Ces centrales syndicales estiment avoir suivi avec une attention particulière les déclarations ayant suivi les travaux du conseil interministériel sur le nouveau code du travail.

 » Au sortir du Conseil interministériel du mardi 26 octobre dernier, les travailleurs du Gabon, sur le Code du Travail, ont suivi avec une attention toute particulière les déclarations du Gouvernement au sujet du projet de révision du Code du Travail en vigueur. Cependant, des inquiétudes des travailleurs persistent sur la prise en compte par le Gouvernement des
Préoccupations de fortes attentes transmises à votre autorité, le lundi 26 août 2016, par nous depuis cette communication gouvernementale sur le sujet sus évoqué, nous sommes sans cesse interpellés par les travailleurs pour d’éventuelles confirmations des déclarations du Gouvernement qui a
Affirmé avoir pris en compte des propositions exprimées par les Syndicats.
Aussi, en notre qualité indiquée en en-tête, sollicitons-nous, respectueusement que vous nous receviez de
toute urgence, le mercredi 06 novembre 2019 à l’heure qu’il vous conviendra de fixer à l’effet de nous remettre la mouture finale que le Gouvernement entend transmettre au Conseil Économique Social et
Environnemental, dans les tout prochains jours, comme cela est indiqué dans la communication qui a sanctionné la tenue du Conseil Interministériel, du 26 octobre écoulé », indique la lettre adressée au Premier ministre, chef du gouvernement.
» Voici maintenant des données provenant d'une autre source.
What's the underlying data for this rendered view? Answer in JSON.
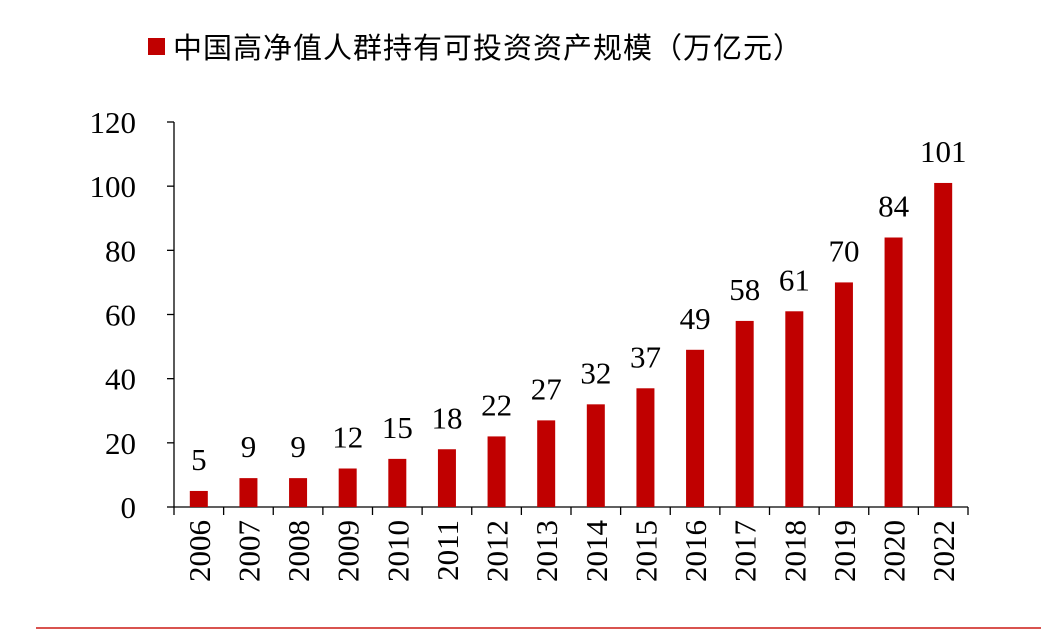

Dans ce dossier préoccupant portant sur la révision du Code du Travail, les responsables syndicaux, disent vouloir, « œuvrer, au mieux, à la réduction des risques d’embrasement du climat social,  Notamment dans les secteurs parapublic et privé où les travailleurs sont pour ainsi dire sur « le pied de guerre ».
Estimant aussi que la question doit être rapidement réglée.

« Il y a véritablement urgence. Tout en espérant que vous ferez bon droit à la présente sollicitation légitime au demeurant ».